We covered mechanistic interpretability, which is an approach that ‘zooms in’ to models to make sense of their learned representations and weights through methods like feature or circuit analysis.

Developmental interpretability instead studies how the structure of models changes as they are trained. Rather than features and circuits, here the object of study is phases and phase transitions during the training process.

Agent foundations

Most of this course has explored fairly empirical research agendas that have been targeting the kinds of AI systems we have today: neural network architectures trained with gradient descent. However, it’s unclear whether we’ll continue to build future AI systems with similar technology.

Agent foundations research is primarily theoretical research that aims to give us the building blocks to solve key problems in the field, particularly around how powerful agentic AI systems might behave.

Shard theory

Shard theory is a research approach that rejects the notion agents are following specified goals, and instead suggests that reinforcement learning agents are better understood as being driven by many ‘shards’. Each shard then influences the model’s decision process in certain contexts.
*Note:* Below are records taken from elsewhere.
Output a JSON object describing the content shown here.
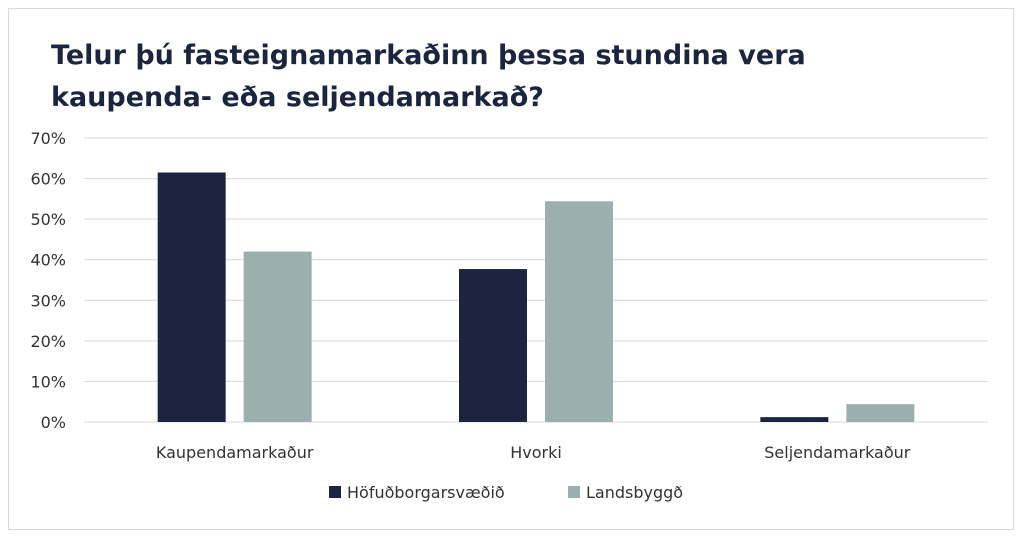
{
  "colors": {
    "series1": "#1b2540",
    "series2": "#9bb0ae",
    "grid": "#d9d9d9",
    "text": "#333333"
  },
  "chart_data": {
    "type": "bar",
    "title": "Telur þú fasteignamarkaðinn þessa stundina vera kaupenda- eða seljendamarkað?",
    "categories": [
      "Kaupendamarkaður",
      "Hvorki",
      "Seljendamarkaður"
    ],
    "series": [
      {
        "name": "Höfuðborgarsvæðið",
        "values": [
          61.5,
          37.7,
          1.2
        ]
      },
      {
        "name": "Landsbyggð",
        "values": [
          42.0,
          54.4,
          4.4
        ]
      }
    ],
    "ylim": [
      0,
      70
    ],
    "yticks": [
      "0%",
      "10%",
      "20%",
      "30%",
      "40%",
      "50%",
      "60%",
      "70%"
    ],
    "grid": true,
    "legend": "bottom"
  }
}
This takes inspiration from how humans appear to learn. Most people do not optimize some specific objective function all the time but behave differently in different contexts.

Viewed through this lens, shards appear to result in models choosing actions over others in different situations, which indicates the model’s values.

Cooperative AI safety research

Cooperative AI safety research (also called multi-agent safety research) explores how we might avoid or mitigate the impacts of negative interactions. It also explores how we might encourage agents to coordinate in ways that result in positive outcomes.

Model organisms of misalignment

We are already seeing many AI risks starting to materialize. However, it’s still unclear how anticipated risks will emerge, particularly risks stemming from deceptive misalignment. This is where models appear to be aligned (possibly during training, or when they’re being carefully overseen by humans), but are misaligned and will pursue a different goal when deployed or not carefully supervised.

A better understanding of how and why deceptive misalignment occurs would help inform how we might prepare for these risks. It could also help better inform policy decisions about AI safety, as well as decisions about what AI safety research to prioritize.

Other training approaches

These approaches are fairly general approaches to training AI systems. However, they are potentially relevant to AI safety work.